When it comes to navigating relationships, the greatest answer ever given to us came in the form of a Savior: “For God so loved the world, that he gave his only begotten Son” (John 3:16; emphasis added).
Whenever I find myself in the middle of a seemingly irreconcilable question or uncomfortable conflict, I turn to Jesus Christ and am comforted by the peace and love that flows from Him. His love, for me, fills the void.
The love of Jesus Christ was the answer I received when a close friend told me she was stepping away from the Church. Prior to this decision, she had shared her sincere questions with me, asking for my opinions and confiding in me about the hurt she was feeling. Her pain was real, her questions were heartfelt, and I felt honored to be a listening ear. However, the thoughts I shared often didn’t seem to reach her.
I would leave our conversations feeling unsure of how to support her. During one conversation in particular, she asked me a sincere question about something I had personally been feeling uncertain about and then called my bluff when I struggled to know how to respond. I remember her saying, “Em, you don’t really believe that. I know you don’t.”
She was right.
After that interaction, I felt myself drifting away from the friendship. I was uncomfortable discussing spiritual matters with her and felt frustrated by our differences in belief and my own lack of perfect answers. I felt hopeless. I slowly stopped asking her about her gospel questions out of fear of not having the answers. I started to think that we were too different to be friends.
It took a few months before I realized that in seeking answers to her (and my) questions, I had lost sight of the most important answer: God so loved the world—God so loves my friend.
In his October 2020 general conference address, President Dallin H. Oaks, First Counselor in the First Presidency, reminded us, “The Savior’s teaching to love [one another] is based on the reality that all mortals are beloved children of God.” He ended his message with a reminder about the perspective that this knowledge provides: “Knowing that we are all children of God gives us a divine vision of the worth of all others.”1
Those words struck me. Of course, this teaching is a fundamental truth. However, I realized that in my response to my friend’s transition away from the Church, I had set this truth aside.
Knowing that my friend—regardless of our differences in belief—is a beloved child of God changed everything for me.
Months had gone by with me feeling very distant from my friend, but I immediately called her after my realization, and I shared God’s love with her. I was able to explain why I had distanced myself from her. I articulated why it hurt to feel like something so precious to me wasn’t treated with respect. Fortunately, she was understanding, and we both apologized. We talked about how important our friendship was and how our similarities were stronger than our differences. I told her that I wanted to meet her where she was while maintaining my standards and faith, and that I hoped we could continue supporting each other. I was so grateful when she agreed.

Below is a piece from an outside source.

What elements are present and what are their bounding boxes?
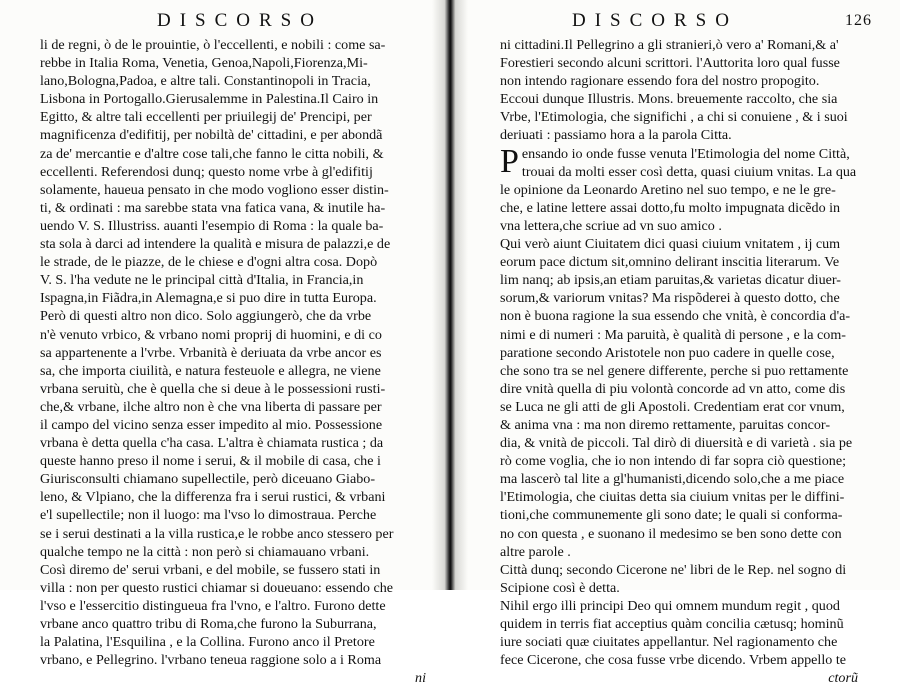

Just as Zoram was “a true friend” to Nephi (2 Nephi 1:30), I aspire to be a dear friend to her, regardless of our differences.
I am grateful for the love of God—grateful that it is so pure, so powerful, and so pervasive that it can be with us in difficult conversations. I am grateful that the love of God is available to every human soul. I am grateful that the love of God allows us to love one another completely. What a divine, indescribable love.